Downtown Businesses Turn To Creativity To Make Ends Meet

Making ends meet has been a challenge for businesses in downtown Colorado Springs as the state faces unprecedented restrictions due to the new coronavirus.

Even with options for takeout and delivery still available, many restaurants in downtown Colorado Springs are reporting business is down as much as 90 percent, according to Laurel Prud’homme with the Downtown Partnership.

“This is really a Band-Aid on the situation and it’s a way to continue to keep the lights on and hopefully sustain them just enough so that they can make it through,” she says.

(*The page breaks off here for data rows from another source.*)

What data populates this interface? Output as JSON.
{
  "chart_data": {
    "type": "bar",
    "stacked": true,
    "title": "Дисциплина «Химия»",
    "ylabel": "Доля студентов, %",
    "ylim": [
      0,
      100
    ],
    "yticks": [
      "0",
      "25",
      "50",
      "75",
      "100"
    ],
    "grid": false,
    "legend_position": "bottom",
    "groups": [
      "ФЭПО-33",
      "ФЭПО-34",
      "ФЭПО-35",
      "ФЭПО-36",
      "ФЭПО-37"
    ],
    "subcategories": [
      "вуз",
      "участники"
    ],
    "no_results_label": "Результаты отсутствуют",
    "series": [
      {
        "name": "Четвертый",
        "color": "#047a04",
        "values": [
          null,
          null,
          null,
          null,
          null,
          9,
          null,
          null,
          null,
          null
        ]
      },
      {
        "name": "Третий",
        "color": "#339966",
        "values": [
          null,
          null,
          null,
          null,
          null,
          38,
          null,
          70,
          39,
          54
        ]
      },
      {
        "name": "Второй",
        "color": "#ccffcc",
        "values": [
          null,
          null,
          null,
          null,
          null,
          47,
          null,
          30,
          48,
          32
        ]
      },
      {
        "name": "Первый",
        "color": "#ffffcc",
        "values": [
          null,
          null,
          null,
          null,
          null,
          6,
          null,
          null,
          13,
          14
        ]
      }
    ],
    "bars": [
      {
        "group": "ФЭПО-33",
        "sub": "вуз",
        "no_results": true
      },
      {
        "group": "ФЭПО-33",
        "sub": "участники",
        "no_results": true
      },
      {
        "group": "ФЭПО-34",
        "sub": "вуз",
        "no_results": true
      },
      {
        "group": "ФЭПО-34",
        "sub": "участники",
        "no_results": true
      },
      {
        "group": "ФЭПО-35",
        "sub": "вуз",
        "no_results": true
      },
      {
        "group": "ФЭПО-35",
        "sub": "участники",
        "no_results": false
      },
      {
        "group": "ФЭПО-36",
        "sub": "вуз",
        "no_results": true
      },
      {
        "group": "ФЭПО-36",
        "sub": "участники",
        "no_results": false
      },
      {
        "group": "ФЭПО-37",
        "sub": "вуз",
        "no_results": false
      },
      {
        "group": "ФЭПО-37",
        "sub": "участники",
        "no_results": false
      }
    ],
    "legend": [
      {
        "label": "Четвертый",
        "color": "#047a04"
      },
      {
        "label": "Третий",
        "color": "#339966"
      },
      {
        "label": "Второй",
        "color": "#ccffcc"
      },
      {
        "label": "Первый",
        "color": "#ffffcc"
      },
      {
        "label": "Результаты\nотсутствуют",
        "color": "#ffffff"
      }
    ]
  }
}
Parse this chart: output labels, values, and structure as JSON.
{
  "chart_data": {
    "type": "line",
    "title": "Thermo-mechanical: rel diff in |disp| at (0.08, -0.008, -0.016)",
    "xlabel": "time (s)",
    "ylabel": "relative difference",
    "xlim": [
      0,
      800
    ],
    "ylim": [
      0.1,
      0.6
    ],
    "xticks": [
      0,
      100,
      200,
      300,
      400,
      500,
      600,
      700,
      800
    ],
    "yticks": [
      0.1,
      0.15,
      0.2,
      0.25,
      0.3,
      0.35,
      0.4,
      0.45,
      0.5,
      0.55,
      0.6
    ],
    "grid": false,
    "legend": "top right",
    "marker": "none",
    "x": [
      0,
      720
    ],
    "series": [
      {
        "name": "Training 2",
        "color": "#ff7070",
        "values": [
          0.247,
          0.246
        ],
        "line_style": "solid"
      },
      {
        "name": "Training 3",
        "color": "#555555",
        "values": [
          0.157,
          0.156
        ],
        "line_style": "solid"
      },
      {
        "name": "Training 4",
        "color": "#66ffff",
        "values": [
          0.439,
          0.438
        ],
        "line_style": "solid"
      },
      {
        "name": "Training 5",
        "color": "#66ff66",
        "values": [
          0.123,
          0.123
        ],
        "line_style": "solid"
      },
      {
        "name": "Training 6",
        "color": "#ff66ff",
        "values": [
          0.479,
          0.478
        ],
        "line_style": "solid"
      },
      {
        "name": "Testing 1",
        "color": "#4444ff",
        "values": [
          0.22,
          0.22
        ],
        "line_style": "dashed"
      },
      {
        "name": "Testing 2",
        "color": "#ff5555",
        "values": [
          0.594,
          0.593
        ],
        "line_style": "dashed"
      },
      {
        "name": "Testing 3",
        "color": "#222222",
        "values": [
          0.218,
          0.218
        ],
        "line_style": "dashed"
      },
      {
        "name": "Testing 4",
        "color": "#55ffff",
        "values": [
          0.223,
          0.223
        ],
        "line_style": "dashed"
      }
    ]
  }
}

"Is this going to save their business? ...possibly. Really the goal right now is just to make it through and keep the lights on." - Laurel Prud'homme, Downtown Partnership

Some, Prud'homme says, are getting creative to keep their doors open.That includes several restaurants now operating as mini-markets to help people get the food they need. Prud’homme says that holds true to the entrepreneurial spirit of small business owners.

“You can go to MacKenzie's and pick up ground beef and pick up New York strip steak. You can go to Good Neighbors Meeting House and pick up bread and fruits and vegetables. The Green Line Grill is also doing that,” she says as examples.

She says many retailers are also posting on Facebook as a way for people to virtually shop, then completing orders by phone and mailing products out.

Salons and service businesses have been ordered to close. Prud’homme says for them, it will be a matter of getting customers back in the door just as soon as they're allowed to do so.

The Downtown Partnership worked with the city of Colorado Springs to suspend parking meters downtown in an effort to increase customers and local businesses during the outbreak of the new coronavirus.
Courtesy of the Downtown Partnership
The Downtown Partnership worked with the city of Colorado Springs to suspend parking meters downtown in an effort to increase customers and local businesses during the outbreak of the new coronavirus.

Even with the current uncertainties, Prud'homme says the downtown area is positioned better than in the past to overcome these kinds of challenges due to increased investment in the city center, for example.

“When we look at the recession that we had in 2008 and the years it took to rebound from that, we know it’s going to be a struggle, but we do have some of those mechanisms in place so our footing is a little more solid, if you will,” she said.

Prud'homme suggests purchasing gift cards and certificates for later use, shopping online, and placing bulk orders at local restaurants as ways to help businesses make it through the crisis.